Based on his recent monograph Interconnected Worlds (Stanford University Press, June 2022), this presentation offers some key observations on the co-evolutionary trajectories of electronics global production networks in semiconductors, personal computers, mobile handsets, and consumer electronics up to the late 2010s – a historical peak period in the global markets for these intermediate and end products just before the devastating impacts arising from the US-China trade war since mid-2018 and the Covid-19 pandemic since 2020. While some of these trends had been established ahead of the 2010s, their intensity and significance became more apparent during the 2010s. I then examine their most significant implications for the global economy in the post-pandemic 2020s: (1) greater significance of East Asia as a major end market, (2) pro-ecosystem approach to capability development, supply ecosystems, and market access, and (3) strategic partnership through global production networks as the organizational key to resilience building. I end with a discussion of three relevant future research agendas on technology, resilience, and politics for the geographical studies of global production networks and global value chains.
Tickets (Free) available here: https://www.eventbrite.co.uk/e/interconnected-worlds-of-electronics-global-production-networks-post-covid-tickets-433445987617.

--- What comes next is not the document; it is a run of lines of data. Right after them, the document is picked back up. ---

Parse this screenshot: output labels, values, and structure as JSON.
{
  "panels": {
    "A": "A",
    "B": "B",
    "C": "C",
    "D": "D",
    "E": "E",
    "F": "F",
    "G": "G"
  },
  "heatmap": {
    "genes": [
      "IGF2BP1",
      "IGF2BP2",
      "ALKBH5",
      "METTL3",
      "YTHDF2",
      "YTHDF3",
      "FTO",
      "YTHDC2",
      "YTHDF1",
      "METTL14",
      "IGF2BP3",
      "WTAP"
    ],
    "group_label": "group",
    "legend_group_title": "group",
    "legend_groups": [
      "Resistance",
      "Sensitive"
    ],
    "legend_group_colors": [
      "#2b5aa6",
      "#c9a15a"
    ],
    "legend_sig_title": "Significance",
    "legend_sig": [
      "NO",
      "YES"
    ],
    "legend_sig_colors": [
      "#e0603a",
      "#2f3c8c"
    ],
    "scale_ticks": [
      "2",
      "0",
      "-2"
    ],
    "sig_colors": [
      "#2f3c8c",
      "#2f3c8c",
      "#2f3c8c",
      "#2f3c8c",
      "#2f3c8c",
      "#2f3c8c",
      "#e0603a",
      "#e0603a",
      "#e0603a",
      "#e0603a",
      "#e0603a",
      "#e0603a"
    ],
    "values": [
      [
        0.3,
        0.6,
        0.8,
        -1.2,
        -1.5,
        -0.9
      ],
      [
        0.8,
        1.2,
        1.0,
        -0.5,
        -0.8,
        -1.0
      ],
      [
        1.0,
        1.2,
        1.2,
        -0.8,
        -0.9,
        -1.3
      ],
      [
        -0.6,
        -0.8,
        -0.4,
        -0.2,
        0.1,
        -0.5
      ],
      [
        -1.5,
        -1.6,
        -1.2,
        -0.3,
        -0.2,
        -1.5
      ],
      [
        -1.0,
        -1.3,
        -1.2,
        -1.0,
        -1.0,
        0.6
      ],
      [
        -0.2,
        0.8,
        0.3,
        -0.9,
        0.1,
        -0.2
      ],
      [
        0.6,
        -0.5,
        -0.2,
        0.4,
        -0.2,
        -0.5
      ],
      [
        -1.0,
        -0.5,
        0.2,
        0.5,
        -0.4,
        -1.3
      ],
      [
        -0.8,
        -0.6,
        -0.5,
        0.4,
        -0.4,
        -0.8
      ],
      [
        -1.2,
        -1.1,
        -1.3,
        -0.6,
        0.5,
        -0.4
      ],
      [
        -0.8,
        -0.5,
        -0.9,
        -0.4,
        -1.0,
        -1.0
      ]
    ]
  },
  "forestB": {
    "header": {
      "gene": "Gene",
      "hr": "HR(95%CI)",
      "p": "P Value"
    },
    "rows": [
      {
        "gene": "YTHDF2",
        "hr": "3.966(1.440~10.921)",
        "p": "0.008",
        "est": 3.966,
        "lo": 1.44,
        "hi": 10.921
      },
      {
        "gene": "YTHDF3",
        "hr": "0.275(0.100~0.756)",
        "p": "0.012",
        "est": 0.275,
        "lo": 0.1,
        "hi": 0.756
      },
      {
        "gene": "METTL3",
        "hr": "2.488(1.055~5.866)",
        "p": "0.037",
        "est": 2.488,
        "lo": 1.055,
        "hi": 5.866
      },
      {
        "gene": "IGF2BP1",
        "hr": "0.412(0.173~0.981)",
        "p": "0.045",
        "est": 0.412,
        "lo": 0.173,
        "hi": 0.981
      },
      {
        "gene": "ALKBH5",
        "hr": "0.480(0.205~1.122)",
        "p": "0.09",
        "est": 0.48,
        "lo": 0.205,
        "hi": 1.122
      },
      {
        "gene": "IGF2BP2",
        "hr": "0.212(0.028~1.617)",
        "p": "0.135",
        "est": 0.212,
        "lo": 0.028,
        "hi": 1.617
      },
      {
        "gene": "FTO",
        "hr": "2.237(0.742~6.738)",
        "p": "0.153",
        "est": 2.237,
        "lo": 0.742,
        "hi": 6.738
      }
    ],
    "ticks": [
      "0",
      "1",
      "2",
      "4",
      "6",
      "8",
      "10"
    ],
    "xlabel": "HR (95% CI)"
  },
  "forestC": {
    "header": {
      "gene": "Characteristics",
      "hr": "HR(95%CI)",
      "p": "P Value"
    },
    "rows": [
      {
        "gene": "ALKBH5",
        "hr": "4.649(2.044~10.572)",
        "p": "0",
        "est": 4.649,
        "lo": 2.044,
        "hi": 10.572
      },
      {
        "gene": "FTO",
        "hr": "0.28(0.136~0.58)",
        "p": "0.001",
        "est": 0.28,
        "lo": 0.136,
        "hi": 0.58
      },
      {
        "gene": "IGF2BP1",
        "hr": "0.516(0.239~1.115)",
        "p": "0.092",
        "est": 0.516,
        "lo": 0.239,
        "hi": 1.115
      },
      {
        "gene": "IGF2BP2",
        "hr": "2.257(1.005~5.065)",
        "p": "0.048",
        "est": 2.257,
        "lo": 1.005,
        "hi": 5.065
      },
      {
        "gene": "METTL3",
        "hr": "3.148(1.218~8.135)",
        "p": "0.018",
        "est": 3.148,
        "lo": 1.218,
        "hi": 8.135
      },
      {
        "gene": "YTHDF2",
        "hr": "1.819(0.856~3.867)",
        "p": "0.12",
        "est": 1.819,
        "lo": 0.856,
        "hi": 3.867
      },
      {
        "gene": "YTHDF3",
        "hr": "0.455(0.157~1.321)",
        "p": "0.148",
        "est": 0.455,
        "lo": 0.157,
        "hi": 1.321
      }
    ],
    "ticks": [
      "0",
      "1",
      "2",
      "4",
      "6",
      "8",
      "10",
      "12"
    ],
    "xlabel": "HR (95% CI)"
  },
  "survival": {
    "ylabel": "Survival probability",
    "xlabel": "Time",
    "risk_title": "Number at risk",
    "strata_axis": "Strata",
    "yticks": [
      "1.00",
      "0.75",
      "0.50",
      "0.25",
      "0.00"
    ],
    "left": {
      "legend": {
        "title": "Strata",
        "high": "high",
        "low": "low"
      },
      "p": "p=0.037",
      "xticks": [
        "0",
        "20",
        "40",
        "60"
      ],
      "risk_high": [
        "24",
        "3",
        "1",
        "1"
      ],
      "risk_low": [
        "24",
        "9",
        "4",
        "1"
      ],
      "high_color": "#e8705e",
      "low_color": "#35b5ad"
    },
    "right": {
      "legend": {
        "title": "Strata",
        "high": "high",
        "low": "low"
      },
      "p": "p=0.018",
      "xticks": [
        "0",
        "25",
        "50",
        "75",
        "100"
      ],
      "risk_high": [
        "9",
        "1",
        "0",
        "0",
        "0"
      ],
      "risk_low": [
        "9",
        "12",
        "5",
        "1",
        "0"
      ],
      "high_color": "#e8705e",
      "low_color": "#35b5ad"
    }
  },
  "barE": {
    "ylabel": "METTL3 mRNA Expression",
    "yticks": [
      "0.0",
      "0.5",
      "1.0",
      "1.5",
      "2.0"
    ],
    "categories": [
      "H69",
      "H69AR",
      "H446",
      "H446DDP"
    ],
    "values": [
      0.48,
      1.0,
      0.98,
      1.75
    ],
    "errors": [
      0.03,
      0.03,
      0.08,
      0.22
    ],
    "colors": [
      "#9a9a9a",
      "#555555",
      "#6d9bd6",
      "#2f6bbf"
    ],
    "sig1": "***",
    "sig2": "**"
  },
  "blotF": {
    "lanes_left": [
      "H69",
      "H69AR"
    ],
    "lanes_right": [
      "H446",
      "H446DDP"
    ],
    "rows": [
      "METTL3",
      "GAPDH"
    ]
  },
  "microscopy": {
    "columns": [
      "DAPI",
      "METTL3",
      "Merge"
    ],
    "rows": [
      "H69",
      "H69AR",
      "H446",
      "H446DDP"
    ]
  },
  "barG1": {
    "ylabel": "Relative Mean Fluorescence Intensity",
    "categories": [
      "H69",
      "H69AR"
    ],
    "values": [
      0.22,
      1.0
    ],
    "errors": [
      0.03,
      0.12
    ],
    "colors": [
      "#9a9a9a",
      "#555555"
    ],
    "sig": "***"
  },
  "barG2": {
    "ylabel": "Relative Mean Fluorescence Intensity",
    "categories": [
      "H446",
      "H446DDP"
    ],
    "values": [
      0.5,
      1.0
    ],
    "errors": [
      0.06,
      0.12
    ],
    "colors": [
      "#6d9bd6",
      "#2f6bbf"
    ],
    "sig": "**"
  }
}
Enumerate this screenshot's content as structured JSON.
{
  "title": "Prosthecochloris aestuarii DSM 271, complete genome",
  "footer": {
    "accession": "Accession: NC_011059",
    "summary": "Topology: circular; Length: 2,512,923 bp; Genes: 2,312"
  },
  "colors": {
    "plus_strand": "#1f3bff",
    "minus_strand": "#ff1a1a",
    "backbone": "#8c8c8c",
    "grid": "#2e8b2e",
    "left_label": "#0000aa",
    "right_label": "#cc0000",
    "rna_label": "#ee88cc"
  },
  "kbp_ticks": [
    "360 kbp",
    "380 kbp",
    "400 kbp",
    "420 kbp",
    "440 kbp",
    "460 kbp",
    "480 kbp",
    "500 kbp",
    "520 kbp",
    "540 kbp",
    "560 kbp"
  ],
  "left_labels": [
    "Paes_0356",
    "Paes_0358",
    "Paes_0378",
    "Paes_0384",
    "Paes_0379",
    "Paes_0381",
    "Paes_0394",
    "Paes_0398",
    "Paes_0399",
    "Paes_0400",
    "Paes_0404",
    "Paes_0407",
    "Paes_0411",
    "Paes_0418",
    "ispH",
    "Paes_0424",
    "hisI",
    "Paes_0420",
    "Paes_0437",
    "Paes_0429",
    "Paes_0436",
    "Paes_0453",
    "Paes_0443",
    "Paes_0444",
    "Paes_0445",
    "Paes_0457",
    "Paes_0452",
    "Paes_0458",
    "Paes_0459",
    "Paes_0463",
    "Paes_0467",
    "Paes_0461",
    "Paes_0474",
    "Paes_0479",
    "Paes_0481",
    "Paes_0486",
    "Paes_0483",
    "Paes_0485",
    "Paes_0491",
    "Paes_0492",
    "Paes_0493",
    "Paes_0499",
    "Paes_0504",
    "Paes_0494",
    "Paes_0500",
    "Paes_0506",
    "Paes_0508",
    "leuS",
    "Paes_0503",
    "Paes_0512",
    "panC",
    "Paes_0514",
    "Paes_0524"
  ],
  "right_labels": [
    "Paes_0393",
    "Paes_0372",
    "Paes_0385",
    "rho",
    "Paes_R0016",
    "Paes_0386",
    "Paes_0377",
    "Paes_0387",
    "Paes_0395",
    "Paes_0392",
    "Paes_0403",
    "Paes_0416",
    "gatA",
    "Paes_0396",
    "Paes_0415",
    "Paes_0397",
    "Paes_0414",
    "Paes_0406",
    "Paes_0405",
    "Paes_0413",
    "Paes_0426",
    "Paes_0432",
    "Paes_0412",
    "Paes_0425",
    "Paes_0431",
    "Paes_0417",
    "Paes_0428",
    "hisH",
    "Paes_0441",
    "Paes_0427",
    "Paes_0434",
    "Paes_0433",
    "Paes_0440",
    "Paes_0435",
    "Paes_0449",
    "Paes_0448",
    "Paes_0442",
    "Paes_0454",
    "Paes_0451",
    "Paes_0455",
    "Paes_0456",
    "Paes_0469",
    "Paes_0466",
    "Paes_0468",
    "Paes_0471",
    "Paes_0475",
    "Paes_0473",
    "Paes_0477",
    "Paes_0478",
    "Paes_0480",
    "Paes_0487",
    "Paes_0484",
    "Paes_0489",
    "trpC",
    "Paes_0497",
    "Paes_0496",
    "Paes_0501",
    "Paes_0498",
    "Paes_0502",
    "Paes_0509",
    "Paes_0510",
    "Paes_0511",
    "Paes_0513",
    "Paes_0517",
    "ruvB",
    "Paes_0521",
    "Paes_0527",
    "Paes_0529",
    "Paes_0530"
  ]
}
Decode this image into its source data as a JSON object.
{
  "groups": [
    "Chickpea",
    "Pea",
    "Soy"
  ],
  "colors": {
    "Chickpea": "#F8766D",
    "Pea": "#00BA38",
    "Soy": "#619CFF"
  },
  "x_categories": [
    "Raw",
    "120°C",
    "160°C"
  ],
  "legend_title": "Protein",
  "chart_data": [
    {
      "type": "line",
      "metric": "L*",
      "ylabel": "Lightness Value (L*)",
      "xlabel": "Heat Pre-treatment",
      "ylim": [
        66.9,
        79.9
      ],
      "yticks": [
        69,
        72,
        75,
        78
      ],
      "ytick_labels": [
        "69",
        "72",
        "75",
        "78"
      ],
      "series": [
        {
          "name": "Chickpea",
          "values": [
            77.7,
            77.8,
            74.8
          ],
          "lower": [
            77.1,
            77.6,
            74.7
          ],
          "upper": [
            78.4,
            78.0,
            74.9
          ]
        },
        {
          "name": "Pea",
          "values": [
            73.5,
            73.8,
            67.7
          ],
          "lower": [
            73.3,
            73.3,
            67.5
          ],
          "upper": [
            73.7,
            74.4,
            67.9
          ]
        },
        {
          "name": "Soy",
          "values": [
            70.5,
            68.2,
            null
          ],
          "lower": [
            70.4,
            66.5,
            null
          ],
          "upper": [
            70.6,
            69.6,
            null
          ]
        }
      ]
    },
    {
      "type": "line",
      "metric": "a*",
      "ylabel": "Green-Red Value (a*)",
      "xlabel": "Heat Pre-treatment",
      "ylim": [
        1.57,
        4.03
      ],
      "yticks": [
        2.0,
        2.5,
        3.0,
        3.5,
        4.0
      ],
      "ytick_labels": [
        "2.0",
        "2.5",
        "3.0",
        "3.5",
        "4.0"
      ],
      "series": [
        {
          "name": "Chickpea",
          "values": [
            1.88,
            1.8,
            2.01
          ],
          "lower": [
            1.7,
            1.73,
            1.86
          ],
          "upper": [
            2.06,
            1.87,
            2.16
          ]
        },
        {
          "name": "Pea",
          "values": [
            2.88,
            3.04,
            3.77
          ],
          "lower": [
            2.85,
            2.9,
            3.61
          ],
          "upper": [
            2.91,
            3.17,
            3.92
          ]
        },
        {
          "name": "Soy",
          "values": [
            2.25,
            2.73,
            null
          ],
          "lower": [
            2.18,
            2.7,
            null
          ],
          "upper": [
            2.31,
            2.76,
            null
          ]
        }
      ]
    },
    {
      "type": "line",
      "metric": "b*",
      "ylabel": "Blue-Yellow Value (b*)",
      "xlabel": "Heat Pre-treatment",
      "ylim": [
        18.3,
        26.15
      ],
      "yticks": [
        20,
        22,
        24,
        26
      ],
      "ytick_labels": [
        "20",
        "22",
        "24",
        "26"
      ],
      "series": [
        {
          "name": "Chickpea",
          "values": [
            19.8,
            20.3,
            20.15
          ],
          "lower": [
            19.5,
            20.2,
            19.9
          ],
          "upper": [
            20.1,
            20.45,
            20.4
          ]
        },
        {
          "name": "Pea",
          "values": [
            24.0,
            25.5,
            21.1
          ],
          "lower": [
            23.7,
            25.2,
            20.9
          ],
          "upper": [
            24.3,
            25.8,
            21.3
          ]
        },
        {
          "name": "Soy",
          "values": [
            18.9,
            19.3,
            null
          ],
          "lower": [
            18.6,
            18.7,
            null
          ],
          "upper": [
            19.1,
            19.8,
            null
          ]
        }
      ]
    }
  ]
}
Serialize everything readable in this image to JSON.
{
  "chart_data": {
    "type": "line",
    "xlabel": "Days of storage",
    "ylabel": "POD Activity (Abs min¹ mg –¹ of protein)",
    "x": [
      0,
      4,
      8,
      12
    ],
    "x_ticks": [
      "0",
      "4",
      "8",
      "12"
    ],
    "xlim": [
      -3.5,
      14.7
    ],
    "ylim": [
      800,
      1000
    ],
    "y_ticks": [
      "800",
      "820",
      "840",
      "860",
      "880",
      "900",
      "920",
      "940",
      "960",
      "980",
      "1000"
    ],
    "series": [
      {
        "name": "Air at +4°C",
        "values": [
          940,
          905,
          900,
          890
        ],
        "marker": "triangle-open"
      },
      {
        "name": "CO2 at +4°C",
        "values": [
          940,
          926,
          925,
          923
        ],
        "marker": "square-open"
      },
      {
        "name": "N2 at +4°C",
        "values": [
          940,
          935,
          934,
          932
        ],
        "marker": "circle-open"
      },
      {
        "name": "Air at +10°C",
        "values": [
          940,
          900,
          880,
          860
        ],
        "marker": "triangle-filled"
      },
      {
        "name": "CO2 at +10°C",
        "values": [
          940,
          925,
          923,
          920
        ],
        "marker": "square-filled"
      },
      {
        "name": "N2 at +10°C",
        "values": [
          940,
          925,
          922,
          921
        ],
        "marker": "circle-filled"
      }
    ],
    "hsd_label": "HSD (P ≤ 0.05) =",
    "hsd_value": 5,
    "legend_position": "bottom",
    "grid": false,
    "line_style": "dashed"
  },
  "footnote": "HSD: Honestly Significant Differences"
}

Professor Yeung has published 6 monographs and 1 textbook (3 editions), 7 edited books, 105 journal articles, and 50 book chapters. His most recent books are Interconnected Worlds: Global Electronics and Production Networks in East Asia (Innovation and Technology in the World Economy Series, Stanford University Press, June 2022), Strategic Coupling: East Asian Industrial Transformation in the New Global Economy (Cornell Studies in Political Economy Series, Cornell University Press, 2016), and Global Production Networks:
Theorizing Economic Development in an Interconnected World (with Neil Coe, Oxford University Press, 2015). As of September 2022, over 4,750 publications listed in the ISI Web of Science Core Collection databases cited his work (excluding self-citations; h-index = 37). Altogether, his work has been cited over 6,700 times by the same set of ISI WoS publications (23,815 citations on Google Scholar). He is among the top 20 most cited geographers in the November 2020 study of top 2% of world scientists, led by Stanford’s John Ioannidis, in 22 scientific fields and 176 sub-fields. For two decades since 2001, Professor Yeung has been editor of two top journals in Geography – Economic Geography and Environment and Planning A. He is also past editor of Review of International Political Economy (2004-2013) and serves on the editorial boards of 19 other journals.